La prise en charge des populations, des coûts immédiats incontournables

En effet, les ONG particulièrement vigilantes demandent le maintien de mesures d'urgence pour soutenir les survivants : alimentation, santé, sécurité, éducation... Selon l’AFAD (l'Agence turque de Gestion des catastrophes et des situations d’urgences) deux millions de personnes vivent actuellement sous des tentes. Dans ce laps de temps, les personnes sinistrées doivent pouvoir être logées provisoirement dans la perspective d'une reconstruction qui, même si elle est souhaitée rapide, prendra du temps. Tout ceci a un coût immédiat qui va nécessiter une intervention de l’État et des autorités publiques. Ces situations provisoires ne peuvent bien évidemment pas perdurer et doivent dans le même temps laisser place à un effort inédit de reconstruction.
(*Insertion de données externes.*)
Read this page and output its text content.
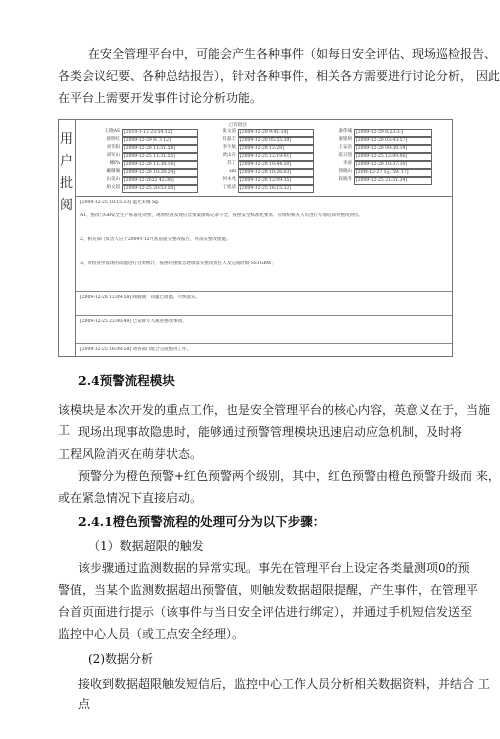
在安全管理平台中，可能会产生各种事件（如每日安全评估、现场巡检报告、
各类会议纪要、各种总结报告），针对各种事件，相关各方需要进行讨论分析， 因此
在平台上需要开发事件讨论分析功能。
用
户
批
阅
已有批注
王晓AS [2010-1-12 23:54:12]	张文清 [2009-12-29 9:41:14]	秦伟城 [2009-12-29 8:23:3-]
晨明红 [2009-12-29 8: 3 12]	符磊丰 [2009-12-28 05:55:39]	秦银炳 [2009-12-28 03:43:57]
刘冬阳 [2009-12-28 11:51:58]	李宇航 [2009-12-28 12:29]	王安浩 [2009-12-28 09:30:19]
刘军山 [2009-12-25 11:31:55]	贾山卉 [2009-12-25 12:19:01]	雷日凯 [2009-12-25 12:00:06]
柳Ph [2009-12-28 11:38:16]	苏丁 [2009-12-28 10:44:50]	李涛 [2009-12-28 10:37:30]
戴珊瑚 [2009-12-28 10:28:24]	xm [2009-12-28 10:26:03]	郭晓山 [20W-12-27 5:j, 59: 17]
山美山 [2009-12-2622 42:38]	何木兆 [2009-12-26 12:09:35]	段晓冬 [2009-12-25 21:51:34]
柏文超 [2009-12-25 20:53:50]	丁旭清 [2009-12-25 16:15:32]
[2009-12-25 10:15:13] 温光未阐 Sg.
A1、整改与GB安全生产标准化对照，现场检查发现应急预案演练记录不全，按照安全标准化要求，应组织相关人员进行专项培训并整改到位。
2、相关部门负责人应于2009年12月底前提交整改报告，并落实整改措施。
3、对检查中发现的问题进行分类统计，按照轻重缓急逐项落实整改责任人及完成时限 SSTGRW。
[2009-12-28 12:09:58] 陶晓丽：问题已收悉，尽快落实。
[2009-12-25 22:00:49] 已安排专人跟进整改事项。
[2009-12-25 16:09:58] 请各部门配合完成整改工作。
2.4预警流程模块
该模块是本次开发的重点工作，也是安全管理平台的核心内容，英意义在于，当施工 现场出现事故隐患时，能够通过预警管理模块迅速启动应急机制，及时将
工程风险消灭在萌芽状态。
预警分为橙色预警+红色预警两个级别，其中，红色预警由橙色预警升级而 来，
或在紧急情况下直接启动。
2.4.1橙色预警流程的处理可分为以下步骤：
（1）数据超限的触发
该步骤通过监测数据的异常实现。事先在管理平台上设定各类量测项0的预
警值，当某个监测数据超出预警值，则触发数据超限提醒，产生事件，在管理平
台首页面进行提示（该事件与当日安全评估进行绑定），并通过手机短信发送至
监控中心人员（或工点安全经理）。
(2)数据分析
接收到数据超限触发短信后，监控中心工作人员分析相关数据资料，并结合 工点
Les coûts considérables d’une "reconstruction au pas de charge"

De tels besoins nécessitent donc la mise en œuvre d’un programme de construction d'ampleur. D'ailleurs, le président Erdoğan, candidat à sa réélection le 14 mai prochain, a promis une reconstruction du pays au pas de charge, "en un an". Cette reconstruction ne se fera pas sans peine. Les dégâts causés par les différents séismes en Turquie sont évalués à "quelque 104 milliards de dollars", selon le président lui-même.

Selon un communiqué daté du 23 février 2023 du ministre de l'Environnement, de l'Urbanisme et du Changement climatique, Murat Kurum, 164 321 bâtiments ont été déterminés comme "détruits, à démolir d'urgence et gravement endommagés" après les tremblements de terre.
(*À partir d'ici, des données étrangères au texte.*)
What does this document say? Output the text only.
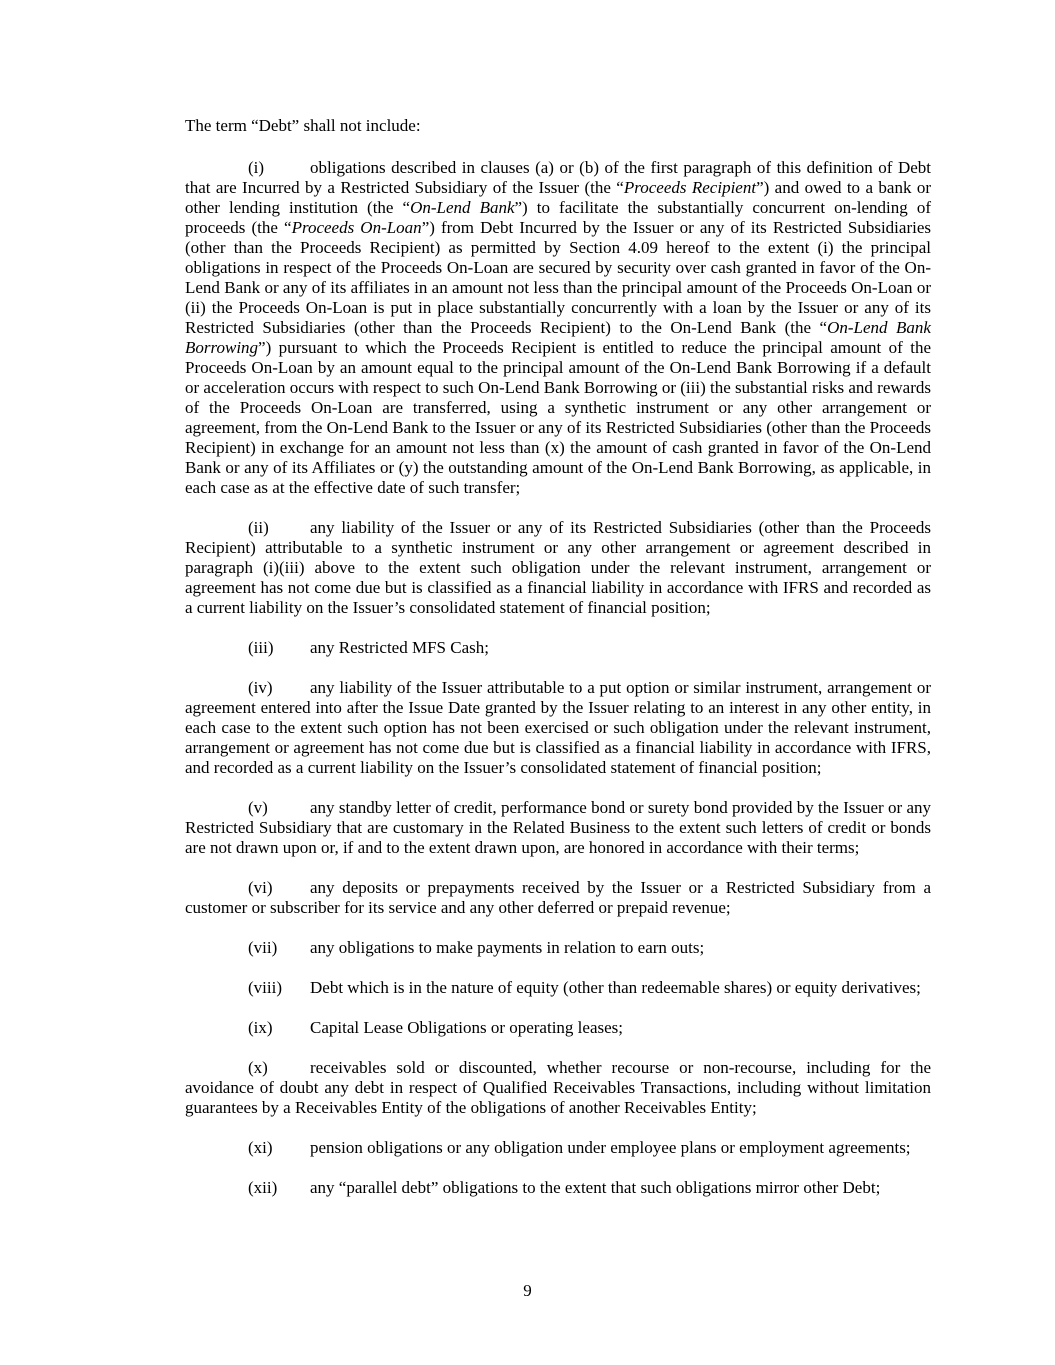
The term “Debt” shall not include:

(i)	obligations described in clauses (a) or (b) of the first paragraph of this definition of Debt that are Incurred by a Restricted Subsidiary of the Issuer (the “Proceeds Recipient”) and owed to a bank or other lending institution (the “On-Lend Bank”) to facilitate the substantially concurrent on-lending of proceeds (the “Proceeds On-Loan”) from Debt Incurred by the Issuer or any of its Restricted Subsidiaries (other than the Proceeds Recipient) as permitted by Section 4.09 hereof to the extent (i) the principal obligations in respect of the Proceeds On-Loan are secured by security over cash granted in favor of the On-Lend Bank or any of its affiliates in an amount not less than the principal amount of the Proceeds On-Loan or (ii) the Proceeds On-Loan is put in place substantially concurrently with a loan by the Issuer or any of its Restricted Subsidiaries (other than the Proceeds Recipient) to the On-Lend Bank (the “On-Lend Bank Borrowing”) pursuant to which the Proceeds Recipient is entitled to reduce the principal amount of the Proceeds On-Loan by an amount equal to the principal amount of the On-Lend Bank Borrowing if a default or acceleration occurs with respect to such On-Lend Bank Borrowing or (iii) the substantial risks and rewards of the Proceeds On-Loan are transferred, using a synthetic instrument or any other arrangement or agreement, from the On-Lend Bank to the Issuer or any of its Restricted Subsidiaries (other than the Proceeds Recipient) in exchange for an amount not less than (x) the amount of cash granted in favor of the On-Lend Bank or any of its Affiliates or (y) the outstanding amount of the On-Lend Bank Borrowing, as applicable, in each case as at the effective date of such transfer;

(ii) any liability of the Issuer or any of its Restricted Subsidiaries (other than the Proceeds Recipient) attributable to a synthetic instrument or any other arrangement or agreement described in paragraph (i)(iii) above to the extent such obligation under the relevant instrument, arrangement or agreement has not come due but is classified as a financial liability in accordance with IFRS and recorded as a current liability on the Issuer’s consolidated statement of financial position;

(iii) any Restricted MFS Cash;

(iv) any liability of the Issuer attributable to a put option or similar instrument, arrangement or agreement entered into after the Issue Date granted by the Issuer relating to an interest in any other entity, in each case to the extent such option has not been exercised or such obligation under the relevant instrument, arrangement or agreement has not come due but is classified as a financial liability in accordance with IFRS, and recorded as a current liability on the Issuer’s consolidated statement of financial position;

(v) any standby letter of credit, performance bond or surety bond provided by the Issuer or any Restricted Subsidiary that are customary in the Related Business to the extent such letters of credit or bonds are not drawn upon or, if and to the extent drawn upon, are honored in accordance with their terms;

(vi) any deposits or prepayments received by the Issuer or a Restricted Subsidiary from a customer or subscriber for its service and any other deferred or prepaid revenue;

(vii) any obligations to make payments in relation to earn outs;

(viii) Debt which is in the nature of equity (other than redeemable shares) or equity derivatives;

(ix) Capital Lease Obligations or operating leases;

(x) receivables sold or discounted, whether recourse or non-recourse, including for the avoidance of doubt any debt in respect of Qualified Receivables Transactions, including without limitation guarantees by a Receivables Entity of the obligations of another Receivables Entity;

(xi) pension obligations or any obligation under employee plans or employment agreements;

(xii) any “parallel debt” obligations to the extent that such obligations mirror other Debt;

9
Sans parler des délais nécessaires, un tel objectif doit répondre à d'énormes défis qui ne peuvent être surmontés par le seul volontarisme.

Évacuation des déchets de déconstruction : l’amiante au cœur des inquiétudes

Dans la province du Hatay, la plus dévastée par les séismes, comme dans le reste du sud-est de la Turquie, la gestion des millions de tonnes de gravats est au cœur des préoccupations. Dans les nuages de poussière qui se dégagent des décombres, la présence d’amiante inquiète. Les risques pour la santé de cette substance isolante et cancérigène qui a été autorisée dans la construction en Turquie jusqu’en 2014, commencent seulement à être évoqués. Bien qu'il n'y ait pas d'étude d'inventaire sur les bâtiments en Turquie, selon le rapport du TMMOB (Union turque des chambres d'ingénieurs et d'architectes) sur la présence d'amiante à Istanbul, la plupart des bâtiments vieux de 30 à 40 ans contiendrait de l'amiante.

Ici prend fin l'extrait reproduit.